In 1881 Hriday was dismissed from service in the Kali temple, for an act of indiscretion, and was ordered by the authorities never again to enter the garden. In a way the hand of the Divine Mother may be seen even in this. Having taken care of Sri Ramakrishna during the stormy days of his spiritual discipline, Hriday had come naturally to consider himself the sole guardian of his uncle. None could approach the Master without his knowledge. And he would be extremely jealous if Sri Ramakrishna paid attention to anyone else. Hriday’s removal made it possible for the real devotees of the Master to approach him freely and live with him in the temple garden.
During the week-ends the householders, enjoying a respite from their office duties, visited the Master. The meetings on Sunday afternoons were of the nature of little festivals. Refreshments were often served. Professional musicians now and then sang devotional songs. The Master and the devotees sang and danced, Sri Ramakrishna frequently going into ecstatic moods. The happy memory of such a Sunday would linger long in the minds of the devotees. Those whom the Master wanted for special instruction he would ask to visit him on Tuesdays and Saturdays. These days were particularly auspicious for the worship of Kali.

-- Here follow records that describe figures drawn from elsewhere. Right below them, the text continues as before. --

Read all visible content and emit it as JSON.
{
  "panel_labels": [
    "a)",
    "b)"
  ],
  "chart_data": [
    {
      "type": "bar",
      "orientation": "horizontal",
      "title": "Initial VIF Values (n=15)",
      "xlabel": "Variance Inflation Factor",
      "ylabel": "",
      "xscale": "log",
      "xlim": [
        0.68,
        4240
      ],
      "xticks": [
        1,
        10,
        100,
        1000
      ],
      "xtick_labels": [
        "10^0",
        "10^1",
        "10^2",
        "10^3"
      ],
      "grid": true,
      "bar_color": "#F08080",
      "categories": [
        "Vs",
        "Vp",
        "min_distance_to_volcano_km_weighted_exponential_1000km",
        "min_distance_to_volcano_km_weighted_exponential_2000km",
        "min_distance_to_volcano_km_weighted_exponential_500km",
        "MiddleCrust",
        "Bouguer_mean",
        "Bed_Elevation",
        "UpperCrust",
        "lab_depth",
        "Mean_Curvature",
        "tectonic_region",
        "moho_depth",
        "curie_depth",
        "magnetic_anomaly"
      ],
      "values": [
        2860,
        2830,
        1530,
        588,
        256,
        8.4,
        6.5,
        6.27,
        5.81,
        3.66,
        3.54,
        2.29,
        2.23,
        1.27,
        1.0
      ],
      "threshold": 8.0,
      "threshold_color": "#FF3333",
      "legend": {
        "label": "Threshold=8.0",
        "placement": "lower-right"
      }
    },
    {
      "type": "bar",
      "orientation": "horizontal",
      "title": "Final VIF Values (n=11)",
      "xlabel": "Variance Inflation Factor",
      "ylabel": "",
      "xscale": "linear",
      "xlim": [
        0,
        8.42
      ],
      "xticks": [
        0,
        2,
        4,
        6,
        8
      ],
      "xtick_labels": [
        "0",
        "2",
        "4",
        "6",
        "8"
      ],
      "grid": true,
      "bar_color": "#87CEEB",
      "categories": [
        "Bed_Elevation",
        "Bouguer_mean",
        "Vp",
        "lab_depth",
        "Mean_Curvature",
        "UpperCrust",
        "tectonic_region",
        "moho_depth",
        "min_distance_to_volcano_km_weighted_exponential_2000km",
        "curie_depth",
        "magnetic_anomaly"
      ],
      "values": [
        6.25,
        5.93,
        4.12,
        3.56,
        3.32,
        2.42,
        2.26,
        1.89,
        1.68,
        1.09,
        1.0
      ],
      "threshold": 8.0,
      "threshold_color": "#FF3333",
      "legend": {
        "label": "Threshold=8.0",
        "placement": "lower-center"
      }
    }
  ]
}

The young disciples destined to be monks, Sri Ramakrishna invited on week-days, when the householders were not present. The training of the householders and of the future monks had to proceed along entirely different lines. Since M. generally visited the Master on week-ends, the Gospel of Sri Ramakrishna does not contain much mention of the future monastic disciples.
Finally, there was a handful of fortunate disciples, householders as well as youngsters, who were privileged to spend nights with the Master in his room. They would see him get up early in the morning and walk up and down the room, singing in his sweet voice and tenderly communing with the Mother.